In a ceremony on Thursday, Patrick Ness was presented with the 2011 CILIP Carnegie Medal for Monsters of Men (Walker Books), the final volume of his Chaos Walking trilogy.

His first two novels, The Knife of Never Letting Go and The Ask and the Answer, were runners-up for the award in 2009 and 2010 – the first time three novels in a trilogy have been shortlisted for the same award.

Excitement over Ness’s writing began with the publication of The Knife of Never Letting Go, his first children’s book. The story of Todd, 13 and fleeing towards adulthood through a desolate dystopia, won both the Guardian Children’s Book Award and the Book Trust Teenage Award.
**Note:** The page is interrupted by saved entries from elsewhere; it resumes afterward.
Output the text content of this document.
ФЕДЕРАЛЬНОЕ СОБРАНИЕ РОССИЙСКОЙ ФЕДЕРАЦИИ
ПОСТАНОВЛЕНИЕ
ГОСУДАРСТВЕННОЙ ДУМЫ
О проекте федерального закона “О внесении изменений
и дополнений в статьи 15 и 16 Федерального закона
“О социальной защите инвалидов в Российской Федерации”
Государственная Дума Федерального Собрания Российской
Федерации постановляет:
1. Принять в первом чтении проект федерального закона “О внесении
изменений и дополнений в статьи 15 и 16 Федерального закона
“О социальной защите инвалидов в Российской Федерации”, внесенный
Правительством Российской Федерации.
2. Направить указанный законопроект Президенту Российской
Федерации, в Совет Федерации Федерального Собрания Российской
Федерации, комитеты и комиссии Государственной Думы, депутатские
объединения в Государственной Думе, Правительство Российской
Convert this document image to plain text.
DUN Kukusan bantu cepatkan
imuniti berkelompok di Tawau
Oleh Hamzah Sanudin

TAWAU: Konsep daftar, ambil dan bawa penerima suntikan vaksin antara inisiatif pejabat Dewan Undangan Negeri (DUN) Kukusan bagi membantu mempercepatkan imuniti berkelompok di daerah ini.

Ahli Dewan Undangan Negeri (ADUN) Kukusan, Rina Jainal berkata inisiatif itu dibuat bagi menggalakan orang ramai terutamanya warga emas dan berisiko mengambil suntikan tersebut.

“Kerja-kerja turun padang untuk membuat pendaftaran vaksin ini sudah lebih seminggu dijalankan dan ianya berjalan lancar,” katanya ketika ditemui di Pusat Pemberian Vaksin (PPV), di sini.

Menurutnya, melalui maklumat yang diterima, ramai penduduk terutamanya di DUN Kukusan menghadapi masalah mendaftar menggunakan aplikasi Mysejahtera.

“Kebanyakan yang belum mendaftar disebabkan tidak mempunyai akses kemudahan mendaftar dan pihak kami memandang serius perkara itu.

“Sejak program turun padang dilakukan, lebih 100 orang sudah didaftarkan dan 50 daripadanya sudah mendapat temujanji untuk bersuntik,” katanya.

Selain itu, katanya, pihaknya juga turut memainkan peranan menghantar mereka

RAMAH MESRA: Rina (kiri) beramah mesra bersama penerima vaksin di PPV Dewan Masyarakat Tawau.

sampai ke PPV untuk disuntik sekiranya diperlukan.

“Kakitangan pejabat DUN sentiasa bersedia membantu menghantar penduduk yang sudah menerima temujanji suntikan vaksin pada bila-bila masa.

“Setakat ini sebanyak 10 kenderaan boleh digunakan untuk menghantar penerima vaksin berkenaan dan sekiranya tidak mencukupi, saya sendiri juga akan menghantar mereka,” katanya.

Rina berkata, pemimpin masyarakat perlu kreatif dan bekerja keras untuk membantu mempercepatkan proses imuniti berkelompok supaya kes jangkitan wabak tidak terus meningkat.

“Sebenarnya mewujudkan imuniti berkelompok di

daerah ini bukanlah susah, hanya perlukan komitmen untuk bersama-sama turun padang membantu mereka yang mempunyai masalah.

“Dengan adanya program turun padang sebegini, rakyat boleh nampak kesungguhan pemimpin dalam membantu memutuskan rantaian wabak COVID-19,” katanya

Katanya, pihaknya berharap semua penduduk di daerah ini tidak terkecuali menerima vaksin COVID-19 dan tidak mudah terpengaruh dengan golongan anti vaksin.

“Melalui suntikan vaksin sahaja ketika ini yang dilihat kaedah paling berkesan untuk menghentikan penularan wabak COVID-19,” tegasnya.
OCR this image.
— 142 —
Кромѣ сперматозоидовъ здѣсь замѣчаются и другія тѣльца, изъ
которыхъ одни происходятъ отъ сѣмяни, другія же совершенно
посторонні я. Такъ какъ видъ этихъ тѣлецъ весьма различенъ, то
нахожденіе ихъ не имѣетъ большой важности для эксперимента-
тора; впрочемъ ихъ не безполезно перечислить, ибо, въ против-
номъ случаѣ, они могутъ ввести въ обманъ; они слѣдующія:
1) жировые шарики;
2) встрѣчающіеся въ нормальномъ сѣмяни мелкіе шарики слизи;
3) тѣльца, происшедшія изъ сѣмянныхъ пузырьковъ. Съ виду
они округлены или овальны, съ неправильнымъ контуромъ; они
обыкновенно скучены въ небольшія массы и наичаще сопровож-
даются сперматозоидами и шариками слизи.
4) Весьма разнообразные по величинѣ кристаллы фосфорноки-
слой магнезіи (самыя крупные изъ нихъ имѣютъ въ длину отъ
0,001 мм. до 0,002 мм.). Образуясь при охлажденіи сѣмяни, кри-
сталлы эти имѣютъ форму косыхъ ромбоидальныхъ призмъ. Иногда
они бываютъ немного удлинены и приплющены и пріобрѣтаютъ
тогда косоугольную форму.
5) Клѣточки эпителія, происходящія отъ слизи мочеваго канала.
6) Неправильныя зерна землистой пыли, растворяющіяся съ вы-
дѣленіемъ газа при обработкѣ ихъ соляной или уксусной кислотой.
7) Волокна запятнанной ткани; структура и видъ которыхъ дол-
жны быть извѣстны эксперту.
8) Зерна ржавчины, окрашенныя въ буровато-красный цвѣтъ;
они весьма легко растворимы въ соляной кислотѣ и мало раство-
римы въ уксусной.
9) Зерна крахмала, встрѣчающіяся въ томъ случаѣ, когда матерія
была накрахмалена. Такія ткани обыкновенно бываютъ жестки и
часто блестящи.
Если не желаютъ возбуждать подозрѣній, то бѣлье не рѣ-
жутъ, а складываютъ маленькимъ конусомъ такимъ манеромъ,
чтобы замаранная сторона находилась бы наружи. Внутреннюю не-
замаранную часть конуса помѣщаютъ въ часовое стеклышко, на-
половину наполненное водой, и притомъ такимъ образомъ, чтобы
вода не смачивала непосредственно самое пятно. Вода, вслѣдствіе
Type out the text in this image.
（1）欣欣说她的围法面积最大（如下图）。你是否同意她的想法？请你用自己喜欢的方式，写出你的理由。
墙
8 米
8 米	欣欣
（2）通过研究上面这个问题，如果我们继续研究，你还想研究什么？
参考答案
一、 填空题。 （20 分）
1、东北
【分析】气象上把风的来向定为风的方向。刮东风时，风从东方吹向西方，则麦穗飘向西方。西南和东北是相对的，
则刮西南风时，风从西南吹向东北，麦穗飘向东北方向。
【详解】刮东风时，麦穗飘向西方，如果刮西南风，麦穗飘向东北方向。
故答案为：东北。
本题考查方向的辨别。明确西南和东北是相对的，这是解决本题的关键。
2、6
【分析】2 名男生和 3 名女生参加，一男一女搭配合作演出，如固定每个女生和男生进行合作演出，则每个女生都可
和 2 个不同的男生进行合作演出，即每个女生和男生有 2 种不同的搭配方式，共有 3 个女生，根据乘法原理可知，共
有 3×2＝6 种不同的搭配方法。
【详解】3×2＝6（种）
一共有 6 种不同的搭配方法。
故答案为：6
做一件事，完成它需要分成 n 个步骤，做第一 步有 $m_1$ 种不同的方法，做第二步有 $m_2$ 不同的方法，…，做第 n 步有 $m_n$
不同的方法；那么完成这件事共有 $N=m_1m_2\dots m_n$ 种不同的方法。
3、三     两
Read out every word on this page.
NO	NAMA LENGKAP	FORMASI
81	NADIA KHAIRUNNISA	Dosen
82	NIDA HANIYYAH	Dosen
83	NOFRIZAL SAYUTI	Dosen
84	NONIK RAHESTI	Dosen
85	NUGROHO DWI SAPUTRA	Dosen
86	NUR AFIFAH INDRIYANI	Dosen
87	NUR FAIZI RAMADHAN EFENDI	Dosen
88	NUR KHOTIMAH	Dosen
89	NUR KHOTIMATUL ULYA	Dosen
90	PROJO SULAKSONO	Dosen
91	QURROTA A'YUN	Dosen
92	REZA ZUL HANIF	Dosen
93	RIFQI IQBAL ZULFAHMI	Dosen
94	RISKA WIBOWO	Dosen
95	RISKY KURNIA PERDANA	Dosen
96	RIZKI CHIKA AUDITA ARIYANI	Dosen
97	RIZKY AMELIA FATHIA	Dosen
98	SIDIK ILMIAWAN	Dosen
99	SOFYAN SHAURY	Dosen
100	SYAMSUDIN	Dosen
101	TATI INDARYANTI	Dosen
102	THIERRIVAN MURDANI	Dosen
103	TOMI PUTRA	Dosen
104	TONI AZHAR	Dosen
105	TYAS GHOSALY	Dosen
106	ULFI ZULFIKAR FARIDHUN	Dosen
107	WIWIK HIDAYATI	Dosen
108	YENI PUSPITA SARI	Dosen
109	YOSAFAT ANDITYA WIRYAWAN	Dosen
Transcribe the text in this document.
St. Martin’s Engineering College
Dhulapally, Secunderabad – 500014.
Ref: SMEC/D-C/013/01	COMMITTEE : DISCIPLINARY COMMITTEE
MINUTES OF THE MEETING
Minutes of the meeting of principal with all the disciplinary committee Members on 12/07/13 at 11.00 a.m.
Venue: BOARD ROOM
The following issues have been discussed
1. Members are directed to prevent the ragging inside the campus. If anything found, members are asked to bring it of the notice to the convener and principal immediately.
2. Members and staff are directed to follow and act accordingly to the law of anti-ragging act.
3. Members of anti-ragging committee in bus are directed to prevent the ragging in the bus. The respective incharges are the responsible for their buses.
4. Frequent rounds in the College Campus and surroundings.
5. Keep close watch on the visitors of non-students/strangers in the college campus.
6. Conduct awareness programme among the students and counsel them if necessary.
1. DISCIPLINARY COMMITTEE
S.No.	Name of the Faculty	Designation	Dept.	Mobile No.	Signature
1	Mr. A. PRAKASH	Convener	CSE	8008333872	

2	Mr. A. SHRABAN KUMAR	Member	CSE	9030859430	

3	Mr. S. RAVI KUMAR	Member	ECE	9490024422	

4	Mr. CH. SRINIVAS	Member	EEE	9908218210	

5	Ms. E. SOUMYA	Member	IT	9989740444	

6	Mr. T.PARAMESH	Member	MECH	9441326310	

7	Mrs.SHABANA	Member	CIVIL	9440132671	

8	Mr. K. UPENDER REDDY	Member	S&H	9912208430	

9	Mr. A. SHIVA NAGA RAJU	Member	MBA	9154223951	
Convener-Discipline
Ferelith Hordon, chair of the 2011 judging panel for the Carnegie Medal, praised Ness for creating a “complex other world, giving himself and the reader great scope to consider big questions about life, love and how we communicate, as well as the horrors of war, and the good and evil that mankind is capable of.”

Ness, an American who has lived in the U.K. since 1999, has published two adult novels, and teaches creative writing at the University of Oxford. In his acceptance speech, Ness delivered a "scorching attack" on the British government's current policy on libraries.

At the same ceremony, the 2011 Kate Greenaway Medal was presented to Grahame Baker-Smith for FArTHER (Templar).

Baker-Smith has been illustrating books and album covers for the past 30 years. Recently, he changed his style and evolved a new way of illustrating, which resulted in him being a runner-up for the Greenaway Medal last year, for Leon and the Place Between.